Berdasarkan hadits ini, pemakluman pembeli terhadap developer lantaran belum sanggup melaksanakan balik nama yaitu hal yang sangat dianjurkan dalam syariat agama kita. Hal ini mengingat, kesepakatan jual beli tanah memang benar-benar sudah terjadi antara pihak pertama dan developer dan developer dan saudara.

Bagaimana dengan pesan dari pihak developer bahwa sesudah rumah jadi, antara pembeli dengan pihak developer harus melaksanakan kesepakatan jual beli lagi?

Pesan yang disampaikan oleh developer ini yaitu benar, alasannya yaitu dihentikan ada dua kesepakatan di dalam satu kesepakatan transaksi. Sebagaimana hadits yang diriwayatkan oleh Imam Ahmad, Al-Bazzar, dan Al-Thabrany berikut ini:

روى أحمد والبزار والطبراني عن سماك عن عبد الرحمن بن عبد الله بن مسعود عن أبيه قال: (نهى النبي صلى الله عليه وسلم عن صفقتين في صفقة

Artinya: “Imam Ahmad, Al-Bazzar dan Al-Thabrany telah meriwayatkan dari Sammak, dari Abdurrahman bin Abdullah bin Mas’ud, dari bapaknya, berkata: Nabi SAW melarang dua kesepakatan didalam satu akad,” (Lihat Majalah Majma’il Fiqhil Islamy, Rabithatul Alamy Al-Islamy, juz X halaman 924).

Dalam kitab yang sama, hadits ini ditafsiri oleh Imam As-Syaukani sebagai larangan melaksanakan dua kesepakatan di dalam satu transaksi jual beli.

Adapun undangan aksesori material gres di luar kesepakatan yang disepakati dalam kesepakatan salam sejatinya yaitu dihentikan selagi tidak disyaratkan sebelumnya akan kebolehannya. Namun biasanya, pihak developer selalu memperlihatkan keluasan kepada konsumennya terhadap hal tersebut lantaran itu potongan dari taktik melayani kepuasan konsumen. Dengan demikian, dikembalikan pada nafsul amri, yaitu bahwa dalam praktik jual beli harus ada saling ridha di antara dua orang yang bertransaksi.

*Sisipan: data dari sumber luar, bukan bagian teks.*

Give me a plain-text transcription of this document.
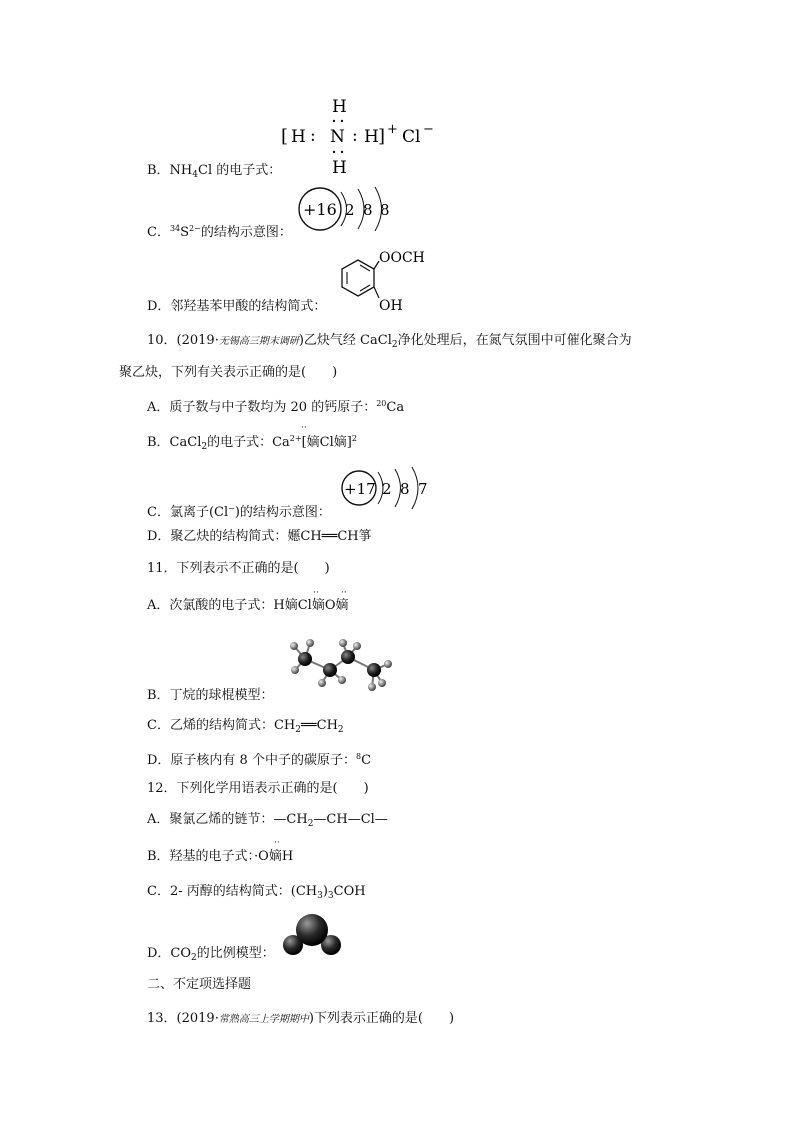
H
[ H : N : H ] + Cl −
H
B．$NH_4Cl$ 的电子式：
+16 2 8 8
C．$^{34}S^{2-}$的结构示意图：
OOCH
OH
D．邻羟基苯甲酸的结构简式：
10．(2019·无锡高三期末调研)乙炔气经 CaCl$_2$净化处理后，在氮气氛围中可催化聚合为
聚乙炔，下列有关表示正确的是(　　)
A．质子数与中子数均为 20 的钙原子：$^{20}$Ca
··
B．CaCl$_2$的电子式：$Ca^{2+}$[嫡Cl嫡]$^2$
+17 2 8 7
C．氯离子(Cl−)的结构示意图：
D．聚乙炔的结构简式：嬺CH══CH箏
11．下列表示不正确的是(　　)
·· ··
A．次氯酸的电子式：H嫡Cl嫡O嫡
B．丁烷的球棍模型：
C．乙烯的结构简式：$CH_2══CH_2$
D．原子核内有 8 个中子的碳原子：$^8$C
12．下列化学用语表示正确的是(　　)
A．聚氯乙烯的链节：$—CH_2—CH—Cl—$
··
B．羟基的电子式：·O嫡H
C．2- 丙醇的结构简式：$(CH_3)_3COH$
D．$CO_2$的比例模型：
二、不定项选择题
13．(2019·常熟高三上学期期中)下列表示正确的是(　　)
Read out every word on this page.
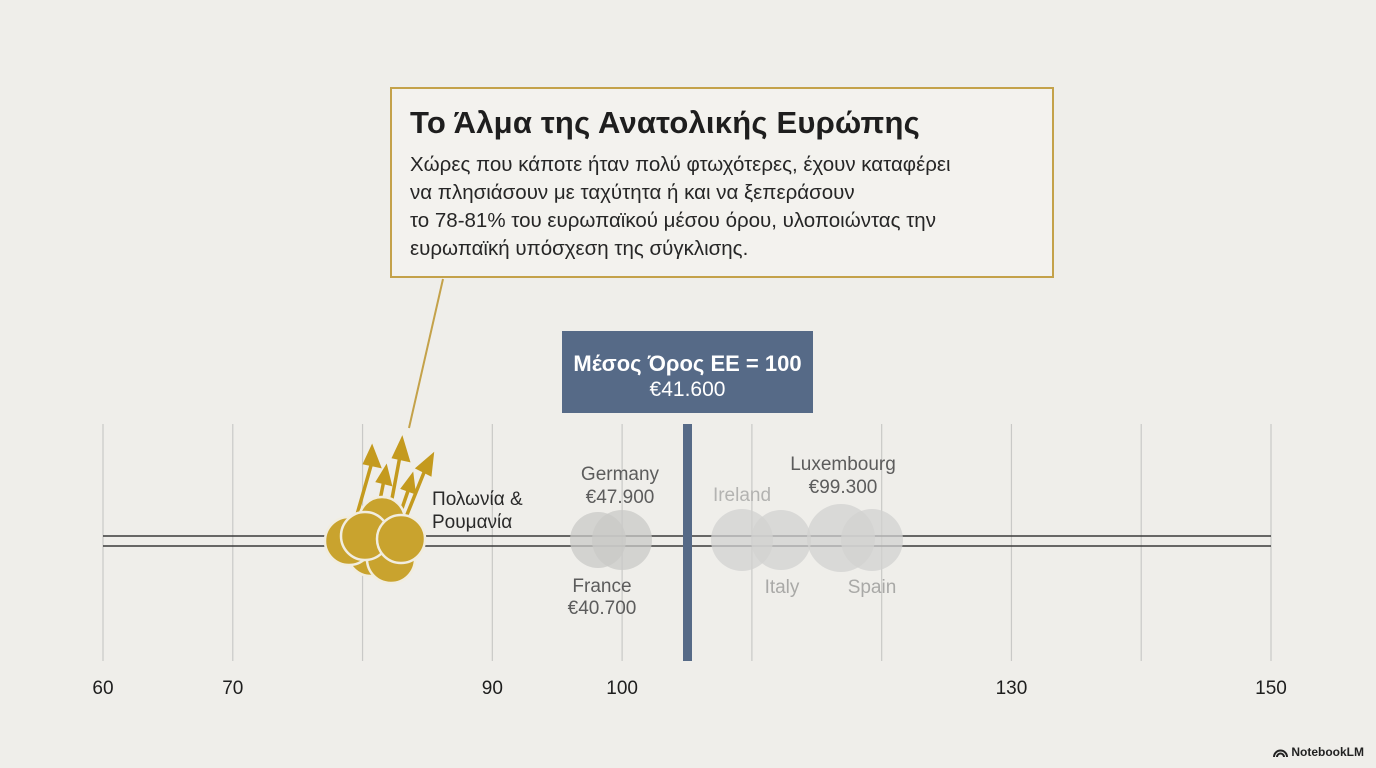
60	70	90	100	130	150
Πολωνία &
Ρουμανία
Germany
€47.900
France
€40.700
Ireland
Italy
Luxembourg
€99.300
Spain
Το Άλμα της Ανατολικής Ευρώπης

Χώρες που κάποτε ήταν πολύ φτωχότερες, έχουν καταφέρει
να πλησιάσουν με ταχύτητα ή και να ξεπεράσουν
το 78-81% του ευρωπαϊκού μέσου όρου, υλοποιώντας την
ευρωπαϊκή υπόσχεση της σύγκλισης.

Μέσος Όρος ΕΕ = 100
€41.600
NotebookLM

Dari banyak sekali keterangan di atas, kami menciptakan selesai sebagai berikut:

1. Akad transaksi antara pihak pertama dan developer yaitu sah. Demikian juga kesepakatan transaksi antara pihak developer dan pembeli lantaran statusnya yaitu sudah hak milik, meskipun masih secara hukmy, dan belum secara tam (sempurna) disebabkan belum ada balik nama.

2. Developer dalam hal ini tidak membohongi pihak konsumen, seiring tanggapan pertama di atas.

3. Akad jual beli kedua merupakan hilah keluar dari melaksanakan dua kesepakatan dalam satu akad. Akad kedua ini merupakan bentuk transaksi baru.

4. Jual belinya dengan pihak developer sudah sah.

5. Bila antara developer dan konsumennya terdapat unsur saling ridha, maka hal tersebut diperkenankan.

Demikian dari kami. Semoga sanggup bermanfaat...

Referensi: www.nu.or.id

Jadi Arif Cara Paling Gampang Menghitung Zakat Dengan Kalkulator Zakat Online


Cara Paling Praktis Menghitung Zakat Dengan Kalkulator Zakat Online. Zakat yakni harta tertentu yang wajib dikeluarkan oleh seseorang yang beragama Islam dan diberikan kepada orang yang berhak mendapatkan zakat yang telah ditentukan oleh syariat Islam. Seperti orang Fakir miskin, Amil zakat, Muallaf, Mukatab, Gharim, Sabilillah, Ibnu Sabil. Selengkapnya sanggup anda simak golongan yang berhak mendapatkan zakat.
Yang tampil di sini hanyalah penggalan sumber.